Duas figuras do nosso teatro. Profissionais de grande valor têm dedicado toda a sua vida a trabalhar para o engrandecimento do Teatro português. Desde os tempos em que se iniciaram no Teatro Nacional  Dª Maria II até ao presente no Teatro Nacional de São João a sua actuação no apoio aos grandes eventos teatrais são notórios. Recordemos que conseguir que um burro desempenhe o seu papel e comportamento a preceito numa determinada peça  em palco não é para qualquer um. E eles conseguiram e com brilhantismo.

O blogue Bancada Directa orgulha-se em ter como colaboradores estas duas figuras. A rubrica “No Palco da Saudade” é de sua responsabilidade.

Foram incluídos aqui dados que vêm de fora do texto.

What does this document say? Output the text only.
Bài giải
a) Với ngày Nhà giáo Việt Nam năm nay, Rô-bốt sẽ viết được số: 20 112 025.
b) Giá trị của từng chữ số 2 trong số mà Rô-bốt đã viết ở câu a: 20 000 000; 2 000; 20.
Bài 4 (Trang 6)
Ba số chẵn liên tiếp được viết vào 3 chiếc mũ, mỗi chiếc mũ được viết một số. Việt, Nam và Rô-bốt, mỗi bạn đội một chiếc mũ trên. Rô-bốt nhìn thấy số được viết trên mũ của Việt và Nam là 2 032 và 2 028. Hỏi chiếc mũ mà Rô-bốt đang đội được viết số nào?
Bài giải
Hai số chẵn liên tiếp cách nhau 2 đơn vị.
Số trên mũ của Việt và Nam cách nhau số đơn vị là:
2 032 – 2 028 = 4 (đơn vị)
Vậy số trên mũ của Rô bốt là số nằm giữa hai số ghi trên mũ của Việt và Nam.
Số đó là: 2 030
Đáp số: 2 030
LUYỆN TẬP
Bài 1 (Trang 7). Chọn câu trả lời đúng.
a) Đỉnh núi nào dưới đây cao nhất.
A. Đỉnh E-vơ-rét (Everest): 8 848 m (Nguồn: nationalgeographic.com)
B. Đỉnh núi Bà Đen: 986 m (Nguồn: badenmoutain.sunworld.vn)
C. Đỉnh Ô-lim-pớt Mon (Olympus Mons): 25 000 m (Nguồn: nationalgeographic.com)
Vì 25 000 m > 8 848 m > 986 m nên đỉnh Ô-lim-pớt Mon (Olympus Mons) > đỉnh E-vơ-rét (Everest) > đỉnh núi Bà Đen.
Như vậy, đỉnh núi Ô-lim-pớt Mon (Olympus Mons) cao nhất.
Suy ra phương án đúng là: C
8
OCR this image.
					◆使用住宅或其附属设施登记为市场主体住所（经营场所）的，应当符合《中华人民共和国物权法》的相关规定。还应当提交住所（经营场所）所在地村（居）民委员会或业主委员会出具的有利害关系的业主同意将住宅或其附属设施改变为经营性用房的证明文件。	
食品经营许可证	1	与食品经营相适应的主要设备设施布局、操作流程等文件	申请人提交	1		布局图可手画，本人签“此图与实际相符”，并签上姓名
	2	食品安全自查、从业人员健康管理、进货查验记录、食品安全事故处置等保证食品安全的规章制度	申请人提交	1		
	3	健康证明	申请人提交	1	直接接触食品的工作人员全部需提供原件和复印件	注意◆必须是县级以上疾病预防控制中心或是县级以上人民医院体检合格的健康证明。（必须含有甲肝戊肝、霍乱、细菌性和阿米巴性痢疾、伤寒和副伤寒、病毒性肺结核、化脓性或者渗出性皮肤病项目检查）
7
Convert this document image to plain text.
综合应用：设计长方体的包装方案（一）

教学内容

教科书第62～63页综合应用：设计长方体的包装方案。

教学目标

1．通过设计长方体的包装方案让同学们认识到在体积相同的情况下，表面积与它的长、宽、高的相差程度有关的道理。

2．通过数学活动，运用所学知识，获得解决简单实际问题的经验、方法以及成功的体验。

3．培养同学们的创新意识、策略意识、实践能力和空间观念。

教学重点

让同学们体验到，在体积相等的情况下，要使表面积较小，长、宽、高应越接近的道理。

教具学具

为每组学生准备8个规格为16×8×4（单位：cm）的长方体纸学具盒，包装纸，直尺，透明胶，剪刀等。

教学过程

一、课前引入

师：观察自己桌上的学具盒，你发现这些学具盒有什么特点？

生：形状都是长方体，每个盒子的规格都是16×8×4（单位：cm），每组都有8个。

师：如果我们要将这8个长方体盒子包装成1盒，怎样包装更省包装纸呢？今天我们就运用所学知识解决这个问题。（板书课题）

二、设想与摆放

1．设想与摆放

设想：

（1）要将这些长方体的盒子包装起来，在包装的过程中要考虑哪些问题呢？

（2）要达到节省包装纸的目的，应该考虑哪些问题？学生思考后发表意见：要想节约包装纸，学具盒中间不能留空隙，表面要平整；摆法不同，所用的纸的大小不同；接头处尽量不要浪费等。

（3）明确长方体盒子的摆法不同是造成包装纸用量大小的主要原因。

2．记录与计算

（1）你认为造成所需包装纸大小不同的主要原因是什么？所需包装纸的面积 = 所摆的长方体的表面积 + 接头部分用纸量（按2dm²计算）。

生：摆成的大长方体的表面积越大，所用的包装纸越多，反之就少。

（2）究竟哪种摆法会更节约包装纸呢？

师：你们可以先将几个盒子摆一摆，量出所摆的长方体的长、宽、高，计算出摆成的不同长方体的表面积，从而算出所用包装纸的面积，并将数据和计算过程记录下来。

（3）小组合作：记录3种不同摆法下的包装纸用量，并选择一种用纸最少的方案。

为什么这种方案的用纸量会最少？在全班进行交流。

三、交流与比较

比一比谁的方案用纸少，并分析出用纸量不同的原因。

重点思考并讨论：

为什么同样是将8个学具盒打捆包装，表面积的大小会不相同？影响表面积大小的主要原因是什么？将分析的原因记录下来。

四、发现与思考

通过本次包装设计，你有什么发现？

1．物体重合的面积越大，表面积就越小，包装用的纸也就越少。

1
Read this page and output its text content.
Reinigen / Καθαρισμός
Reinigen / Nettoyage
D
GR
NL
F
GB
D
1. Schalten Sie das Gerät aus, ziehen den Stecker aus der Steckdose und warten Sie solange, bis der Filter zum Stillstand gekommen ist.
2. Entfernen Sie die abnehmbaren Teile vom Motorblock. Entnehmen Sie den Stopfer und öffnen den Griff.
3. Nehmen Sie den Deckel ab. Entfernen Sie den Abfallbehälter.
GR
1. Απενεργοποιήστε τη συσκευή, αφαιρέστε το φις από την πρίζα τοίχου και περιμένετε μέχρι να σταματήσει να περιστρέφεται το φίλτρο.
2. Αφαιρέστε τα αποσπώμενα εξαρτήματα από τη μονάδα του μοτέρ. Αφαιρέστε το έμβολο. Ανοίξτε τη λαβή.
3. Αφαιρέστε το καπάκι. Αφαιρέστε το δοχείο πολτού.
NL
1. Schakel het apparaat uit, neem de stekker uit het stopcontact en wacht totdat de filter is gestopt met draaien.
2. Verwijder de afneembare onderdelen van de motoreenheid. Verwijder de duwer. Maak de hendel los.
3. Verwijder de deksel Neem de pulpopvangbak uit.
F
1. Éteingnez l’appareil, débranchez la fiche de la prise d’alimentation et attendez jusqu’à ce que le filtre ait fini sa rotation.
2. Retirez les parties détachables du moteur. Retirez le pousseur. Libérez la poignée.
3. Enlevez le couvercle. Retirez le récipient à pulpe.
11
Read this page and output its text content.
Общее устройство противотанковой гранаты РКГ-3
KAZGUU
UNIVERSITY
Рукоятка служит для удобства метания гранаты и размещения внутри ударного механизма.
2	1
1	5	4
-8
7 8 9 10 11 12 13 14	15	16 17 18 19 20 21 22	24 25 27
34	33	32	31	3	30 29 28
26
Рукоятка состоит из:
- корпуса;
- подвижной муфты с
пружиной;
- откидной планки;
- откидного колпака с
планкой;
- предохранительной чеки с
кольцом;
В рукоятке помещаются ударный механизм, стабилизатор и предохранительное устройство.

 Obrigado aos dois e que continuem.

5 comentários:

luis pessoa disse...

Excelentes apontamentos, para ler, digerir e guardar...
Um muito obrigado à dupla, com beijinho e abraço

Anónimo disse...

Senhores do blogue
O meu irmão mais velho lembra-se de uma peça em que entrou um burro e toda a plateia se ria, porque o asno era mais inteligente que o seu dono.
Gostava que me informassem se aquilo que o meu irmão diz foi verdade.
Muito obrigado
André Gois
Porto

Adriano Ribeiro disse...

Caro amigo André
Quem lhe pode informar é o nosso colaborador Salvador Santos.
Vamos contactá-lo
Abraço
Adriano Rui Ribeiro

Adriano Ribeiro disse...

Caro amigo André Gois
Eis a resposta à sua questão por parte de Salvador Santos

........Não sei mesmo a que espetáculo se refere o senhor André Gois. Os únicos burros que conheci, e vi em cena, eram uns verdadeiros asnos; um deles era saloio da Malveira, o outro era cá de cima do norte e o outro era madeirense – todos eles fizeram boa figura no espectáculo “Passa Por Mim no Rossio”, que o Filipe La Féria escreveu e dirigiu no Teatro Nacional D. Maria II (apresentado depois no Teatro Nacional São João-Porto e no Cine Casino do Funchal). Quem contracenou com estes três engraçados burros foi a atriz Henriqueta Maya.
Um abraço,
Salvador..........

Espero que a resposta o elucide convenientemente
Abraço. Adriano Rui Ribeiro

Adriano Ribeiro disse...

Caro amigo Luís Pessoa
Obrigado pelo seu comentário
Abraço
Adriano Rui Ribeiro

Obrigado Pela Sua Visita !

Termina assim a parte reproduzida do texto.